Well, if you've got a spare power supply, you could try that, but otherwise, that sounds like it's probably a dead board. Failing on Southbridge initialization means that a chip on the motherboard isn't doing what the CPU expects it to. The Southbridge is usually what drives most of the lower-speed I/O, like USB ports, and old-style PCI slots, so make sure you don't have anything plugged in but power when you test it, but it's probably a dead board.

When you get the replacement, make super-hyper-mega sure that you've matched the standoffs in the case precisely to the holes in the board. If you miss one, and it shorts out against bare circuitry, it will almost always cause problems, and can potentially wreck the motherboard and anything plugged into it.

Thanks for the helping ideas on the problems that it could have been.

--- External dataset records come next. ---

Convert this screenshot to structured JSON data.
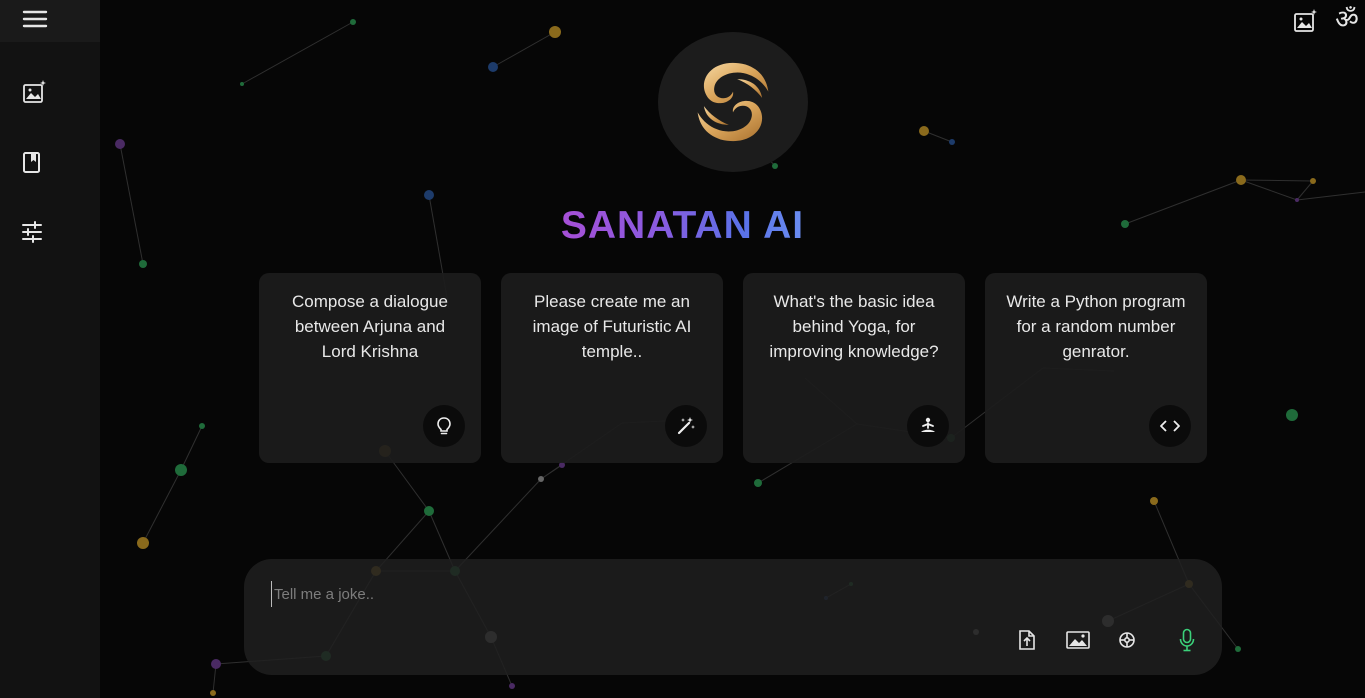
{
  "app": {
    "title": "SANATAN AI"
  },
  "sidebar": {
    "items": [
      {
        "icon": "menu-icon"
      },
      {
        "icon": "image-sparkle-icon"
      },
      {
        "icon": "bookmark-icon"
      },
      {
        "icon": "sliders-icon"
      }
    ]
  },
  "header": {
    "right_icons": [
      "image-sparkle-icon",
      "om-icon"
    ],
    "om_symbol": "ॐ"
  },
  "suggestions": [
    {
      "text": "Compose a dialogue between Arjuna and Lord Krishna",
      "icon": "lightbulb-icon"
    },
    {
      "text": "Please create me an image of Futuristic AI temple..",
      "icon": "magic-wand-icon"
    },
    {
      "text": "What's the basic idea behind Yoga, for improving knowledge?",
      "icon": "meditation-icon"
    },
    {
      "text": "Write a Python program for a random number genrator.",
      "icon": "code-icon"
    }
  ],
  "composer": {
    "placeholder": "Tell me a joke..",
    "value": "",
    "tools": [
      "file-upload-icon",
      "image-icon",
      "settings-icon",
      "microphone-icon"
    ]
  },
  "colors": {
    "background": "#060606",
    "sidebar": "#121212",
    "card": "#1c1c1c",
    "logo_gold": "#d9a45a",
    "title_gradient_start": "#a64fd6",
    "title_gradient_end": "#6a8cf0",
    "mic": "#3bd17a"
  }
}
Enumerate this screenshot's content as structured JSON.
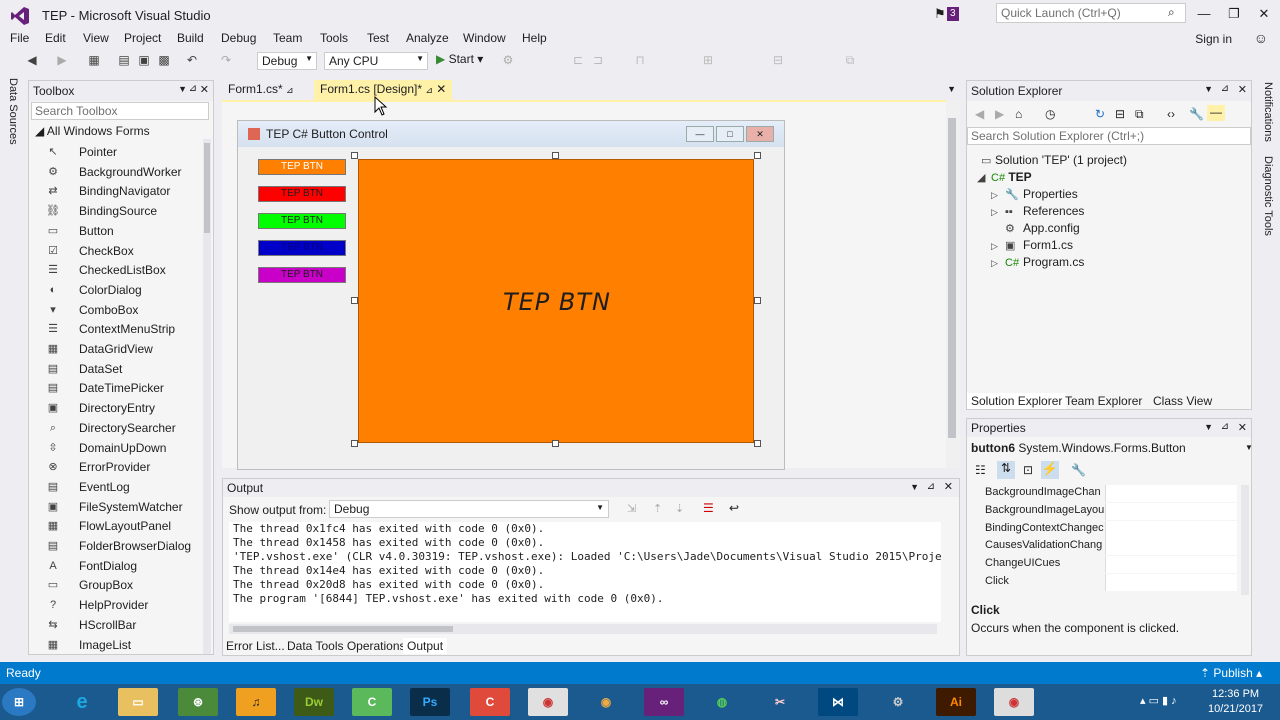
{
  "window": {
    "title": "TEP - Microsoft Visual Studio",
    "notif_count": "3",
    "quick_launch_placeholder": "Quick Launch (Ctrl+Q)",
    "sign_in": "Sign in"
  },
  "menu": [
    "File",
    "Edit",
    "View",
    "Project",
    "Build",
    "Debug",
    "Team",
    "Tools",
    "Test",
    "Analyze",
    "Window",
    "Help"
  ],
  "toolbar": {
    "config": "Debug",
    "platform": "Any CPU",
    "start": "Start"
  },
  "side_tabs": {
    "left": "Data Sources",
    "right1": "Notifications",
    "right2": "Diagnostic Tools"
  },
  "toolbox": {
    "title": "Toolbox",
    "search_placeholder": "Search Toolbox",
    "group": "All Windows Forms",
    "items": [
      "Pointer",
      "BackgroundWorker",
      "BindingNavigator",
      "BindingSource",
      "Button",
      "CheckBox",
      "CheckedListBox",
      "ColorDialog",
      "ComboBox",
      "ContextMenuStrip",
      "DataGridView",
      "DataSet",
      "DateTimePicker",
      "DirectoryEntry",
      "DirectorySearcher",
      "DomainUpDown",
      "ErrorProvider",
      "EventLog",
      "FileSystemWatcher",
      "FlowLayoutPanel",
      "FolderBrowserDialog",
      "FontDialog",
      "GroupBox",
      "HelpProvider",
      "HScrollBar",
      "ImageList"
    ]
  },
  "doc_tabs": {
    "tab1": "Form1.cs*",
    "tab2": "Form1.cs [Design]*"
  },
  "form": {
    "title": "TEP C# Button Control",
    "small_buttons": [
      {
        "label": "TEP BTN",
        "color": "#ff7f00"
      },
      {
        "label": "TEP BTN",
        "color": "#ff0000"
      },
      {
        "label": "TEP BTN",
        "color": "#00ff00"
      },
      {
        "label": "TEP BTN",
        "color": "#0000c8"
      },
      {
        "label": "TEP BTN",
        "color": "#c800c8"
      }
    ],
    "big_button_label": "TEP BTN",
    "big_button_color": "#ff7f00"
  },
  "output": {
    "title": "Output",
    "show_from_label": "Show output from:",
    "show_from_value": "Debug",
    "lines": [
      "The thread 0x1fc4 has exited with code 0 (0x0).",
      "The thread 0x1458 has exited with code 0 (0x0).",
      "'TEP.vshost.exe' (CLR v4.0.30319: TEP.vshost.exe): Loaded 'C:\\Users\\Jade\\Documents\\Visual Studio 2015\\Projec",
      "The thread 0x14e4 has exited with code 0 (0x0).",
      "The thread 0x20d8 has exited with code 0 (0x0).",
      "The program '[6844] TEP.vshost.exe' has exited with code 0 (0x0)."
    ]
  },
  "bottom_tabs": {
    "errors": "Error List...",
    "data_tools": "Data Tools Operations",
    "output": "Output"
  },
  "solution_explorer": {
    "title": "Solution Explorer",
    "search_placeholder": "Search Solution Explorer (Ctrl+;)",
    "solution": "Solution 'TEP' (1 project)",
    "project": "TEP",
    "items": [
      "Properties",
      "References",
      "App.config",
      "Form1.cs",
      "Program.cs"
    ],
    "tabs": [
      "Solution Explorer",
      "Team Explorer",
      "Class View"
    ]
  },
  "properties": {
    "title": "Properties",
    "object": "button6",
    "object_type": "System.Windows.Forms.Button",
    "rows": [
      "BackgroundImageChan",
      "BackgroundImageLayou",
      "BindingContextChangec",
      "CausesValidationChang",
      "ChangeUICues",
      "Click"
    ],
    "desc_title": "Click",
    "desc_text": "Occurs when the component is clicked."
  },
  "status": {
    "text": "Ready",
    "publish": "Publish"
  },
  "taskbar": {
    "time": "12:36 PM",
    "date": "10/21/2017"
  }
}
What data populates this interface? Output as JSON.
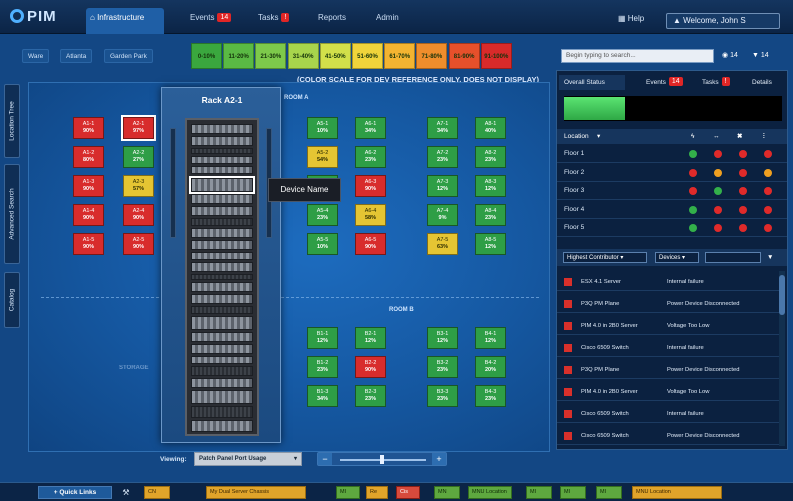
{
  "app": {
    "logo": "PIM"
  },
  "nav": {
    "tabs": [
      {
        "label": "Infrastructure",
        "badge": ""
      },
      {
        "label": "Events",
        "badge": "14"
      },
      {
        "label": "Tasks",
        "badge": "!"
      },
      {
        "label": "Reports",
        "badge": ""
      },
      {
        "label": "Admin",
        "badge": ""
      }
    ],
    "help": "Help",
    "welcome": "Welcome, John S"
  },
  "breadcrumb": [
    "Ware",
    "Atlanta",
    "Garden Park"
  ],
  "color_scale": [
    {
      "label": "0-10%",
      "color": "#3aa73e"
    },
    {
      "label": "11-20%",
      "color": "#5ab944"
    },
    {
      "label": "21-30%",
      "color": "#7dc94b"
    },
    {
      "label": "31-40%",
      "color": "#a8d54c"
    },
    {
      "label": "41-50%",
      "color": "#d2e04a"
    },
    {
      "label": "51-60%",
      "color": "#f0d43b"
    },
    {
      "label": "61-70%",
      "color": "#f3b431"
    },
    {
      "label": "71-80%",
      "color": "#ef8d2c"
    },
    {
      "label": "81-90%",
      "color": "#e6502b"
    },
    {
      "label": "91-100%",
      "color": "#d92a2a"
    }
  ],
  "scale_note": "(COLOR SCALE FOR DEV REFERENCE ONLY, DOES NOT DISPLAY)",
  "search": {
    "placeholder": "Begin typing to search...",
    "count1": "14",
    "count2": "14"
  },
  "left_tabs": [
    "Location Tree",
    "Advanced Search",
    "Catalog"
  ],
  "floor": {
    "room_a_label": "ROOM A",
    "room_b_label": "ROOM B",
    "room_c_label": "STORAGE"
  },
  "racks": [
    {
      "id": "A1-1",
      "pct": "90%",
      "s": "r"
    },
    {
      "id": "A1-2",
      "pct": "80%",
      "s": "r"
    },
    {
      "id": "A1-3",
      "pct": "90%",
      "s": "r"
    },
    {
      "id": "A1-4",
      "pct": "90%",
      "s": "r"
    },
    {
      "id": "A1-5",
      "pct": "90%",
      "s": "r"
    },
    {
      "id": "A2-1",
      "pct": "97%",
      "s": "r"
    },
    {
      "id": "A2-2",
      "pct": "27%",
      "s": "g"
    },
    {
      "id": "A2-3",
      "pct": "57%",
      "s": "y"
    },
    {
      "id": "A2-4",
      "pct": "90%",
      "s": "r"
    },
    {
      "id": "A2-5",
      "pct": "90%",
      "s": "r"
    },
    {
      "id": "A5-1",
      "pct": "10%",
      "s": "g"
    },
    {
      "id": "A5-2",
      "pct": "54%",
      "s": "y"
    },
    {
      "id": "A5-3",
      "pct": "10%",
      "s": "g"
    },
    {
      "id": "A5-4",
      "pct": "23%",
      "s": "g"
    },
    {
      "id": "A5-5",
      "pct": "10%",
      "s": "g"
    },
    {
      "id": "A6-1",
      "pct": "34%",
      "s": "g"
    },
    {
      "id": "A6-2",
      "pct": "23%",
      "s": "g"
    },
    {
      "id": "A6-3",
      "pct": "90%",
      "s": "r"
    },
    {
      "id": "A6-4",
      "pct": "58%",
      "s": "y"
    },
    {
      "id": "A6-5",
      "pct": "90%",
      "s": "r"
    },
    {
      "id": "A7-1",
      "pct": "34%",
      "s": "g"
    },
    {
      "id": "A7-2",
      "pct": "23%",
      "s": "g"
    },
    {
      "id": "A7-3",
      "pct": "12%",
      "s": "g"
    },
    {
      "id": "A7-4",
      "pct": "9%",
      "s": "g"
    },
    {
      "id": "A7-5",
      "pct": "63%",
      "s": "y"
    },
    {
      "id": "A8-1",
      "pct": "40%",
      "s": "g"
    },
    {
      "id": "A8-2",
      "pct": "23%",
      "s": "g"
    },
    {
      "id": "A8-3",
      "pct": "12%",
      "s": "g"
    },
    {
      "id": "A8-4",
      "pct": "23%",
      "s": "g"
    },
    {
      "id": "A8-5",
      "pct": "12%",
      "s": "g"
    },
    {
      "id": "B1-1",
      "pct": "12%",
      "s": "g"
    },
    {
      "id": "B1-2",
      "pct": "23%",
      "s": "g"
    },
    {
      "id": "B1-3",
      "pct": "34%",
      "s": "g"
    },
    {
      "id": "B2-1",
      "pct": "12%",
      "s": "g"
    },
    {
      "id": "B2-2",
      "pct": "90%",
      "s": "r"
    },
    {
      "id": "B2-3",
      "pct": "23%",
      "s": "g"
    },
    {
      "id": "B3-1",
      "pct": "12%",
      "s": "g"
    },
    {
      "id": "B3-2",
      "pct": "23%",
      "s": "g"
    },
    {
      "id": "B3-3",
      "pct": "23%",
      "s": "g"
    },
    {
      "id": "B4-1",
      "pct": "12%",
      "s": "g"
    },
    {
      "id": "B4-2",
      "pct": "20%",
      "s": "g"
    },
    {
      "id": "B4-3",
      "pct": "23%",
      "s": "g"
    }
  ],
  "rack_popup": {
    "title": "Rack A2-1",
    "device_tooltip": "Device Name"
  },
  "viewing": {
    "label": "Viewing:",
    "value": "Patch Panel Port Usage",
    "zoom_minus": "−",
    "zoom_plus": "+"
  },
  "right_panel": {
    "tabs": [
      {
        "label": "Overall Status",
        "badge": ""
      },
      {
        "label": "Events",
        "badge": "14"
      },
      {
        "label": "Tasks",
        "badge": "!"
      },
      {
        "label": "Details",
        "badge": ""
      }
    ],
    "overall_status_pct": 0.28,
    "location_header": "Location",
    "locations": [
      {
        "name": "Floor 1",
        "dots": [
          "g",
          "r",
          "r",
          "r"
        ]
      },
      {
        "name": "Floor 2",
        "dots": [
          "r",
          "o",
          "r",
          "o"
        ]
      },
      {
        "name": "Floor 3",
        "dots": [
          "r",
          "g",
          "r",
          "r"
        ]
      },
      {
        "name": "Floor 4",
        "dots": [
          "g",
          "r",
          "r",
          "r"
        ]
      },
      {
        "name": "Floor 5",
        "dots": [
          "g",
          "r",
          "r",
          "r"
        ]
      }
    ],
    "contributor_header": "Highest Contributor",
    "devices_dropdown": "Devices",
    "alerts": [
      {
        "device": "ESX 4.1 Server",
        "desc": "Internal failure"
      },
      {
        "device": "P3Q PM Plane",
        "desc": "Power Device Disconnected"
      },
      {
        "device": "PIM 4.0 in 2B0 Server",
        "desc": "Voltage Too Low"
      },
      {
        "device": "Cisco 6509 Switch",
        "desc": "Internal failure"
      },
      {
        "device": "P3Q PM Plane",
        "desc": "Power Device Disconnected"
      },
      {
        "device": "PIM 4.0 in 2B0 Server",
        "desc": "Voltage Too Low"
      },
      {
        "device": "Cisco 6509 Switch",
        "desc": "Internal failure"
      },
      {
        "device": "Cisco 6509 Switch",
        "desc": "Power Device Disconnected"
      }
    ]
  },
  "quick_links": {
    "label": "Quick Links",
    "items": [
      {
        "label": "CN",
        "kind": "orange"
      },
      {
        "label": "My Dual Server Chassis",
        "kind": "orange"
      },
      {
        "label": "MI",
        "kind": "green"
      },
      {
        "label": "Re",
        "kind": "orange"
      },
      {
        "label": "Cis",
        "kind": "red"
      },
      {
        "label": "MN",
        "kind": "green"
      },
      {
        "label": "MNU Location",
        "kind": "green"
      },
      {
        "label": "MI",
        "kind": "green"
      },
      {
        "label": "MI",
        "kind": "green"
      },
      {
        "label": "MI",
        "kind": "green"
      },
      {
        "label": "MNU Location",
        "kind": "orange"
      }
    ]
  }
}
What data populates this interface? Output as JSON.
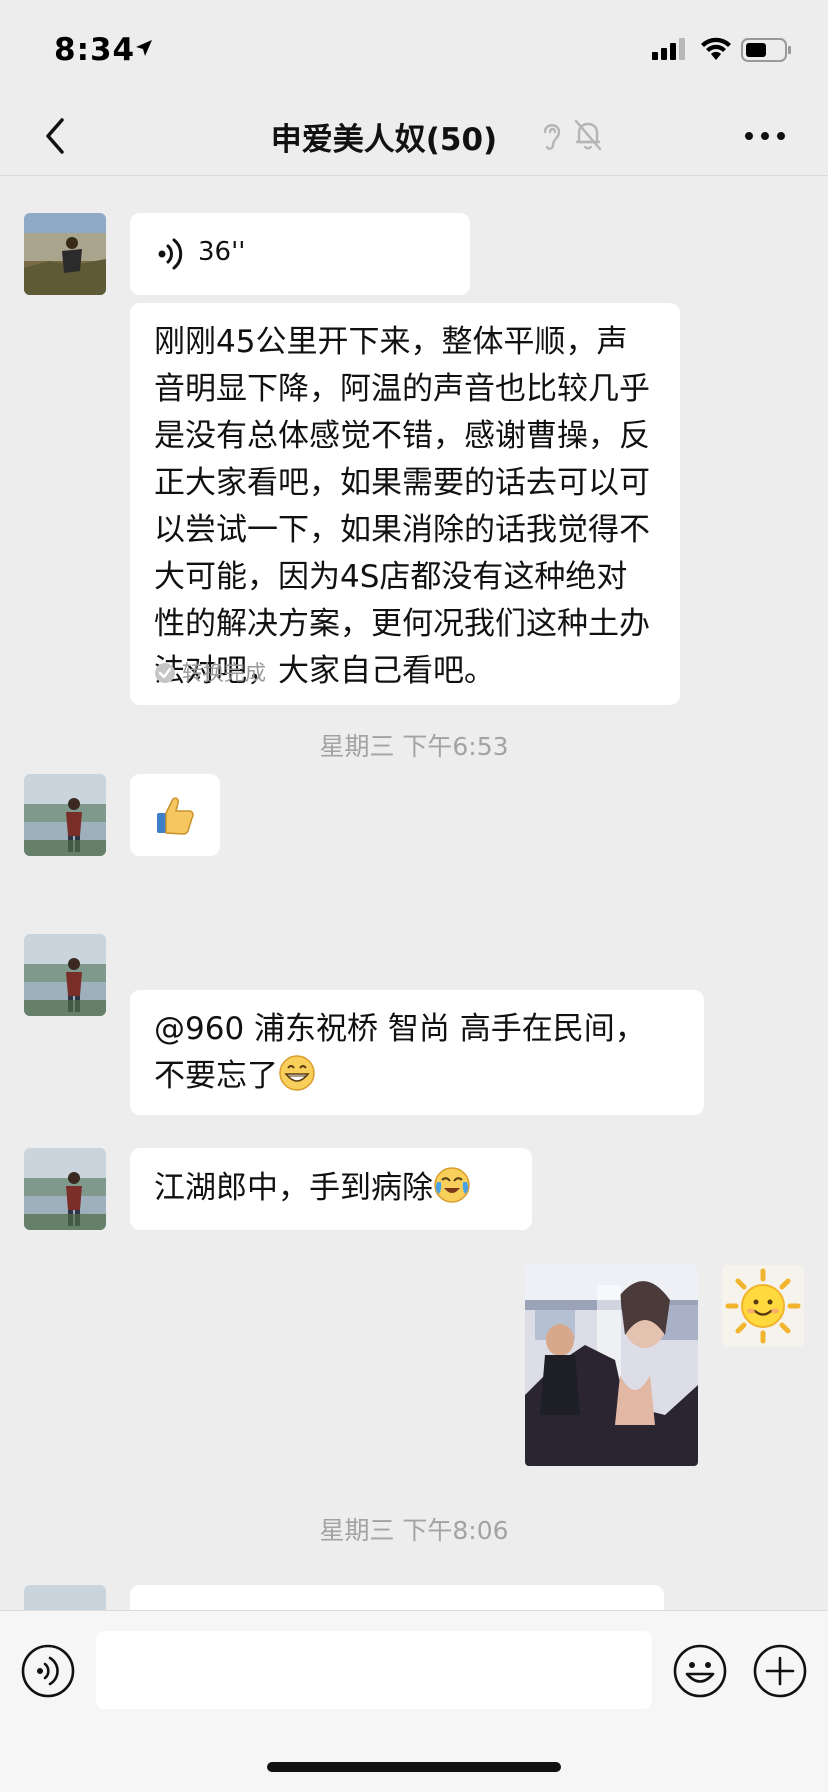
{
  "status_bar": {
    "time": "8:34"
  },
  "header": {
    "title": "申爱美人奴(50)",
    "back_icon": "chevron-left-icon",
    "more_icon": "more-dots-icon",
    "title_icons": [
      "ear-icon",
      "mute-bell-icon"
    ]
  },
  "messages": [
    {
      "type": "voice",
      "duration": "36''"
    },
    {
      "type": "voice_text",
      "text": "刚刚45公里开下来，整体平顺，声音明显下降，阿温的声音也比较几乎是没有总体感觉不错，感谢曹操，反正大家看吧，如果需要的话去可以可以尝试一下，如果消除的话我觉得不大可能，因为4S店都没有这种绝对性的解决方案，更何况我们这种土办法对吧，大家自己看吧。",
      "status": "转换完成"
    },
    {
      "type": "time",
      "text": "星期三 下午6:53"
    },
    {
      "type": "emoji",
      "emoji": "thumbs-up-icon"
    },
    {
      "type": "text",
      "line1": "@960 浦东祝桥 智尚 高手在民间，",
      "line2": "不要忘了"
    },
    {
      "type": "text",
      "text": "江湖郎中，手到病除"
    },
    {
      "type": "image_sent",
      "image": "video-thumbnail"
    },
    {
      "type": "time",
      "text": "星期三 下午8:06"
    }
  ],
  "colors": {
    "background": "#ededed",
    "bubble": "#ffffff",
    "timestamp": "#a3a3a3"
  }
}
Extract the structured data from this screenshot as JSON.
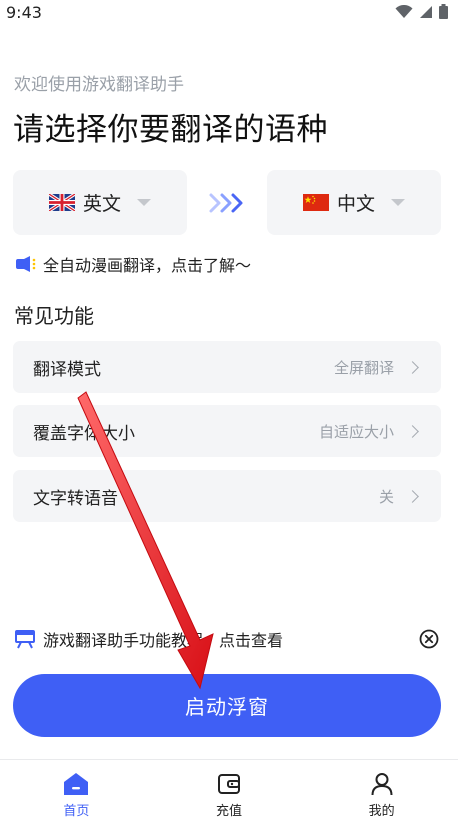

Problem is now solved and turned out to be too old of a BIOS version on the Mobo and it didn't support Ivy Bridge intel CPUs until I borrowed my friends Sandy Bridge CPU which alllowed me to update the BIOS and get the rest of the installation going. Now the time consuming task of updating Win7 and installing the nessesary video games.

Pic of New Build

Ohhhh, we've got that old problem back again, eh? Oh Christ, I thought they'd fixed that crap long ago. What the heck are they thinking, shipping Sandy-only BIOSes in freaking August of 2012?

Glad you figured it out, and thanks for letting us know what it actually was.

Man, how the heck are we going to differentiate this issue from a dead motherboard, if we see it again?

edit to add: Out of interest, did you buy that motherboard retail?

I bought the mobo from the US website version.

I found the solution combing thru help section. Just sucks that I had to have access to a Sandy Bridge cpu, cause if I didn't I would have been stuck waiting on an RMA or purchasing a new mobo.

Aside from the BIOS issue I was pleasantly surprised at the ease of the build compared to last time I built a computer well over 10 years ago.